“Nevertheless I before received and admitted many things as wholly certain and manifest, which yet I afterward found to be doubtful. What, then, were…
those? They were the earth, the sky, the stars, and all the other objects which I was in the habit of perceiving by the senses.” After establishing that everything is doubtful and could be an illusion and that man exists because he thinks a question is raised. What happens to all the things that we previously thought existed? Descartes proposes that they were simply things that we were in the habit of perceiving through the senses. We think, therefore we are. To understand if the things other than us ore true and indubitable we must first establish that there is God. God is perfect and the devil is the opposite. If God creates perfect ness the devil/non-being convinces us of the doubt within everything. But to believe any theory and maintain that there is a God we must first prove that there is a God. (Meditation 3, section 3 – 4)

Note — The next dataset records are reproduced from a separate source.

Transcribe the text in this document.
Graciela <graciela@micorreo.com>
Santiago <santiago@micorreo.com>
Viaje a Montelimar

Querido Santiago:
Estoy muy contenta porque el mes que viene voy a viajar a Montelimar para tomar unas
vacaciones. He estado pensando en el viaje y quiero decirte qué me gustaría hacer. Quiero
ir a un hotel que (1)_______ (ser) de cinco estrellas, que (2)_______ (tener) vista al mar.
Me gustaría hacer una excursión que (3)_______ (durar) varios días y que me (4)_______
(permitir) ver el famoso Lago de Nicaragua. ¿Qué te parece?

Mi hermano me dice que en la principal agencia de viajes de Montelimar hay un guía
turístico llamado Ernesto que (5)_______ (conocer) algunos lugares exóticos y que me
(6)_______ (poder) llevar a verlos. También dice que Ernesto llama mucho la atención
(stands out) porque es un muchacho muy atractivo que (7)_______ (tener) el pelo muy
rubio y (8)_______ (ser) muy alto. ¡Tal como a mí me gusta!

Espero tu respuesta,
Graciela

“Of my thoughts some are, as it were, images of things, and to these alone properly belongs the name IDEA” (Descartes, meditation 3, section 5) Descartes calls everything that we think and see ‘ideas’. He further explains that are three kinds of ideas: innate, adventitious, and imaginary. Anything that a person establishes comes from himself therefore it is innate. For example, the idea “I think, therefore I am” has been formed through analyzing ourselves and our surroundings. No one else came up with that idea, it comes from human nature, and therefore it is innate. Adventitious ideas come from what we see and hear and perceive through our mind such as the sun and the moon. On the other hand, there are other things such as mermaids that come from our imaginations. (Descartes, meditation 3, section 7) Through this reasoning and others Descartes explains that the idea of God is innate, it comes from within us.